Abstract

Production of low-emissions hydrogen can improve the sustainability of certain hard-to-decarbonize sectors, like industrial and residential heating. Gasification of biomass has been identified as a promising production method for high-volume clean hydrogen, but uncertainty around its economic conditions have prevented it from being used in practice. This work evaluates the economics of three potential gasification facilities in the United States to identify the optimal conditions for a successful hydrogen plant. The locations were selected based on local policies that create a need for high volume clean hydrogen by regulating natural gas emissions. Local features, like biomass type, availability, and distance between the biomass and hydrogen market, are taken into account. A novel simulation is used to build upon previous models to determine the effects of biomass composition on hydrogen yield and utility usage.
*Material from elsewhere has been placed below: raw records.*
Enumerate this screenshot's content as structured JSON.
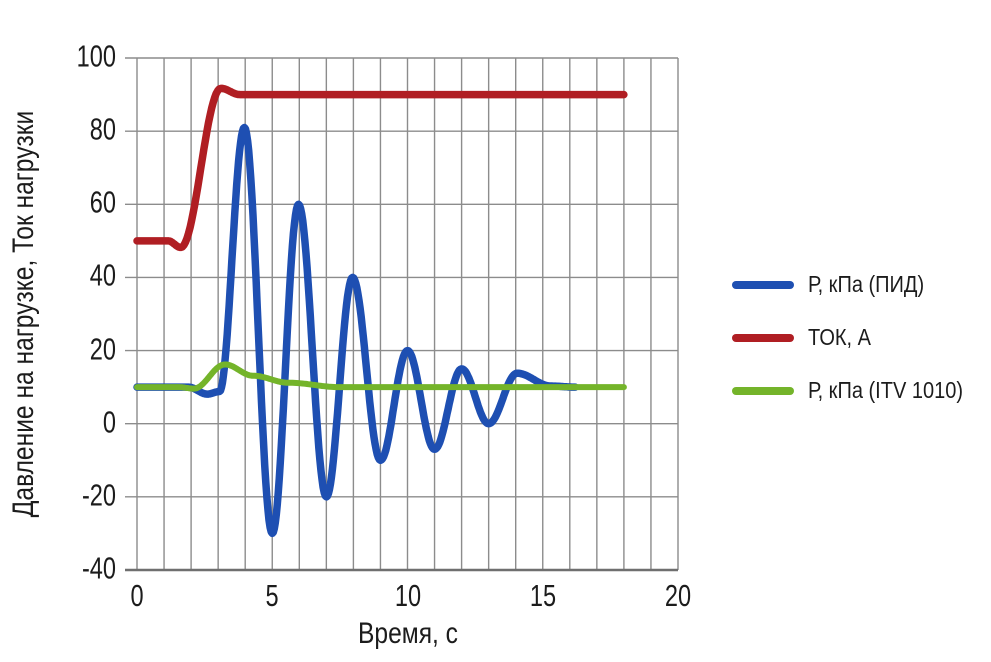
{
  "figure": {
    "background": "#ffffff",
    "text_color": "#1c1c1c"
  },
  "chart_data": {
    "type": "line",
    "title": "",
    "xlabel": "Время, с",
    "ylabel": "Давление на нагрузке, Ток нагрузки",
    "xlim": [
      0,
      20
    ],
    "ylim": [
      -40,
      100
    ],
    "x_ticks": [
      0,
      5,
      10,
      15,
      20
    ],
    "y_ticks": [
      100,
      80,
      60,
      40,
      20,
      0,
      -20,
      -40
    ],
    "grid": {
      "on": true,
      "x_step": 1,
      "y_step": 20,
      "color": "#8c8c8c",
      "axis_color": "#6f6f6f"
    },
    "legend_position": "right-outside",
    "interpolation": "cosine-ease",
    "series": [
      {
        "name": "Р, кПа (ПИД)",
        "color": "#1e4fb2",
        "stroke_width": 7.5,
        "points": [
          [
            0,
            10
          ],
          [
            1.9,
            10
          ],
          [
            2.6,
            8.1
          ],
          [
            3.05,
            8.8
          ],
          [
            3.97,
            81
          ],
          [
            5.0,
            -30
          ],
          [
            5.97,
            60
          ],
          [
            7.0,
            -20
          ],
          [
            7.97,
            40
          ],
          [
            9.0,
            -10
          ],
          [
            10.0,
            20
          ],
          [
            11.0,
            -7
          ],
          [
            12.0,
            15
          ],
          [
            13.0,
            0
          ],
          [
            14.05,
            13.8
          ],
          [
            15.3,
            10.3
          ],
          [
            16.2,
            10
          ]
        ]
      },
      {
        "name": "ТОК, А",
        "color": "#b01e23",
        "stroke_width": 7.5,
        "points": [
          [
            0,
            50
          ],
          [
            1.15,
            50
          ],
          [
            1.62,
            48.2
          ],
          [
            3.1,
            91.7
          ],
          [
            3.8,
            90
          ],
          [
            18,
            90
          ]
        ]
      },
      {
        "name": "Р, кПа (ITV 1010)",
        "color": "#74b42a",
        "stroke_width": 6,
        "points": [
          [
            0,
            10
          ],
          [
            1.55,
            10
          ],
          [
            2.1,
            9.6
          ],
          [
            3.25,
            16.2
          ],
          [
            4.3,
            13.1
          ],
          [
            5.6,
            11.2
          ],
          [
            7.5,
            10
          ],
          [
            18,
            10
          ]
        ]
      }
    ]
  }
}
The environmental impact of each location is then assessed using GREET, Argonne's greenhouse gas emissions quantification tool, to determine the plant's qualifications for tax credits under the Inflation Reduction Act. Ultimately, the cost of transported hydrogen in a 40 metric ton/day facility was calculated to be $3.47/kg H2 in Klamath County, Oregon (which serves both the Oregon and California markets), $4.11/kg H2 in Park County, Colorado, and $3.63/kg H2 in Middlesex County, Massachusetts. A sensitivity analysis found transportation distance and biomass availability to be major factors in these costs. Variability in biomass composition had minimal effects on plant performance.